World Economic Forum/swiss-image.ch/Günter Schiffmann

Indigeni, VIP, guardie del corpo, esperti dell'anti-terrorismo, sciatori, giornalisti, new global.

Durante il Forum economico mondiale, Davos si trasforma in una cittadina dalle tante contraddizioni.

Nei giorni del Forum economico mondiale la cittadina grigionese di Davos – immersa in una coltre bianca che sembrerebbe invitare a esplorare le piste da sci, più che a discutere dei problemi del pianeta – assume un aspetto del tutto surreale. Da sorriderne, se non ci fosse di che preoccuparsi.

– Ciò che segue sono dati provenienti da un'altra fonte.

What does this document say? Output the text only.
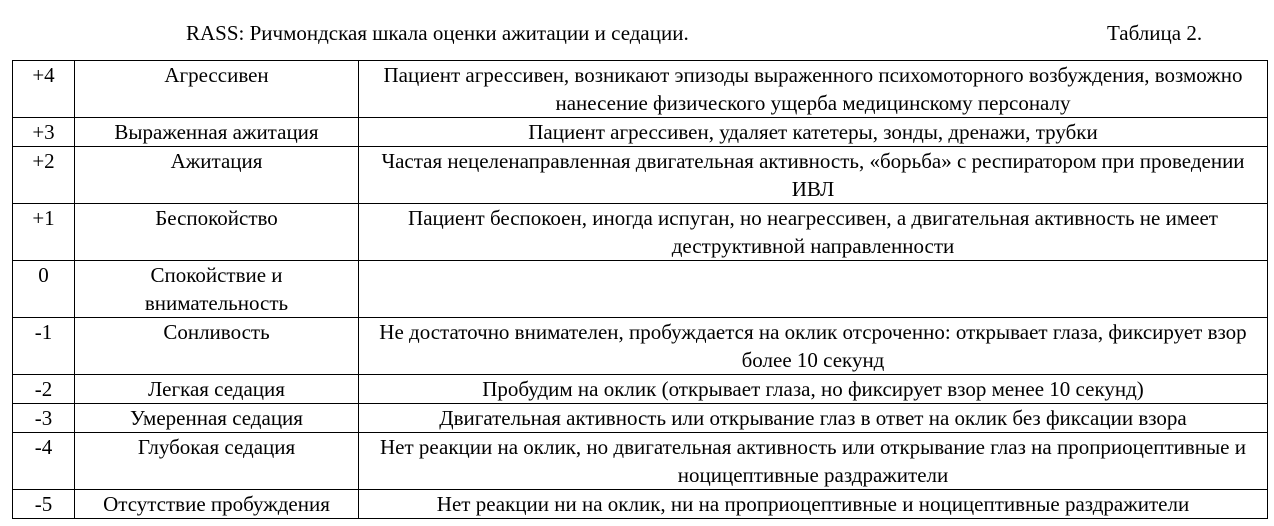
RASS: Ричмондская шкала оценки ажитации и седации.	Таблица 2.
+4	Агрессивен	Пациент агрессивен, возникают эпизоды выраженного психомоторного возбуждения, возможно нанесение физического ущерба медицинскому персоналу
+3	Выраженная ажитация	Пациент агрессивен, удаляет катетеры, зонды, дренажи, трубки
+2	Ажитация	Частая нецеленаправленная двигательная активность, «борьба» с респиратором при проведении ИВЛ
+1	Беспокойство	Пациент беспокоен, иногда испуган, но неагрессивен, а двигательная активность не имеет деструктивной направленности
0	Спокойствие и внимательность	
-1	Сонливость	Не достаточно внимателен, пробуждается на оклик отсроченно: открывает глаза, фиксирует взор более 10 секунд
-2	Легкая седация	Пробудим на оклик (открывает глаза, но фиксирует взор менее 10 секунд)
-3	Умеренная седация	Двигательная активность или открывание глаз в ответ на оклик без фиксации взора
-4	Глубокая седация	Нет реакции на оклик, но двигательная активность или открывание глаз на проприоцептивные и ноцицептивные раздражители
-5	Отсутствие пробуждения	Нет реакции ни на оклик, ни на проприоцептивные и ноцицептивные раздражители
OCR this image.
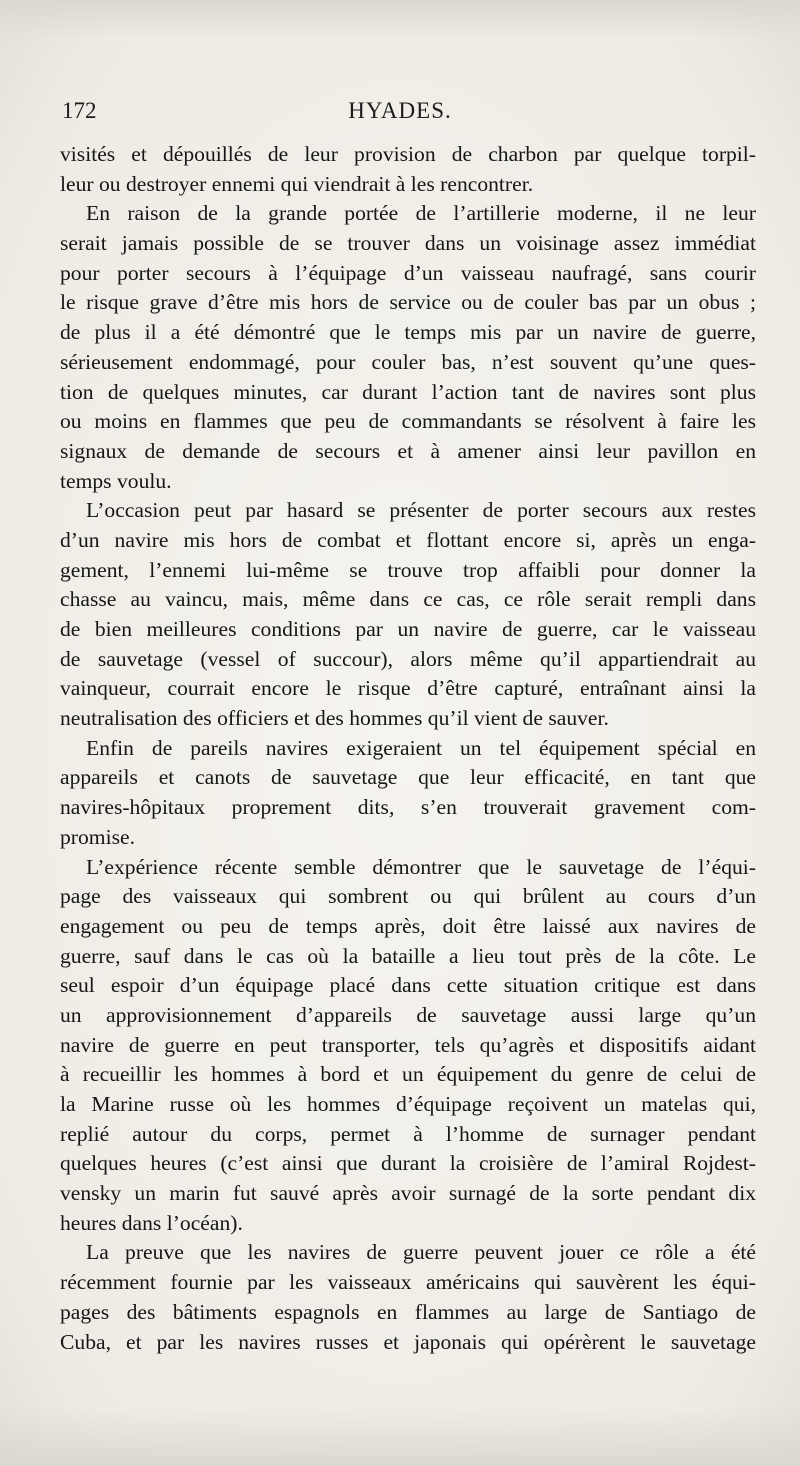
172	HYADES.
visités et dépouillés de leur provision de charbon par quelque torpil-
leur ou destroyer ennemi qui viendrait à les rencontrer.
En raison de la grande portée de l’artillerie moderne, il ne leur
serait jamais possible de se trouver dans un voisinage assez immédiat
pour porter secours à l’équipage d’un vaisseau naufragé, sans courir
le risque grave d’être mis hors de service ou de couler bas par un obus ;
de plus il a été démontré que le temps mis par un navire de guerre,
sérieusement endommagé, pour couler bas, n’est souvent qu’une ques-
tion de quelques minutes, car durant l’action tant de navires sont plus
ou moins en flammes que peu de commandants se résolvent à faire les
signaux de demande de secours et à amener ainsi leur pavillon en
temps voulu.
L’occasion peut par hasard se présenter de porter secours aux restes
d’un navire mis hors de combat et flottant encore si, après un enga-
gement, l’ennemi lui-même se trouve trop affaibli pour donner la
chasse au vaincu, mais, même dans ce cas, ce rôle serait rempli dans
de bien meilleures conditions par un navire de guerre, car le vaisseau
de sauvetage (vessel of succour), alors même qu’il appartiendrait au
vainqueur, courrait encore le risque d’être capturé, entraînant ainsi la
neutralisation des officiers et des hommes qu’il vient de sauver.
Enfin de pareils navires exigeraient un tel équipement spécial en
appareils et canots de sauvetage que leur efficacité, en tant que
navires-hôpitaux proprement dits, s’en trouverait gravement com-
promise.
L’expérience récente semble démontrer que le sauvetage de l’équi-
page des vaisseaux qui sombrent ou qui brûlent au cours d’un
engagement ou peu de temps après, doit être laissé aux navires de
guerre, sauf dans le cas où la bataille a lieu tout près de la côte. Le
seul espoir d’un équipage placé dans cette situation critique est dans
un approvisionnement d’appareils de sauvetage aussi large qu’un
navire de guerre en peut transporter, tels qu’agrès et dispositifs aidant
à recueillir les hommes à bord et un équipement du genre de celui de
la Marine russe où les hommes d’équipage reçoivent un matelas qui,
replié autour du corps, permet à l’homme de surnager pendant
quelques heures (c’est ainsi que durant la croisière de l’amiral Rojdest-
vensky un marin fut sauvé après avoir surnagé de la sorte pendant dix
heures dans l’océan).
La preuve que les navires de guerre peuvent jouer ce rôle a été
récemment fournie par les vaisseaux américains qui sauvèrent les équi-
pages des bâtiments espagnols en flammes au large de Santiago de
Cuba, et par les navires russes et japonais qui opérèrent le sauvetage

Lungo la via principale, che da Davos Dorf, passando accanto al centro dei congressi in cui si svolge il Forum economico mondiale, conduce fino a Davos Platz, giovani new global camminano accanto global leaders poco noti, osservati con curiosità da giornalisti in cerca di un tema per un articolo originale e da sciatori in attesa del prossimo bus.

Tra presidenti e agenti dei servizi

Può allora capitare di cenare in un qualsiasi ristorante, tra sedie e tavoli che imitano lo stile rustico dei salotti della borghesia rurale grigionese e pareti di legno chiaro che emanano l’odore del pino cembro, e di essere sorpresi da un folto gruppo di bodyguards dall’aria andina, che controllano il locale prima dell’ingresso, invero poco trionfale, del presidente del Perù e consorte.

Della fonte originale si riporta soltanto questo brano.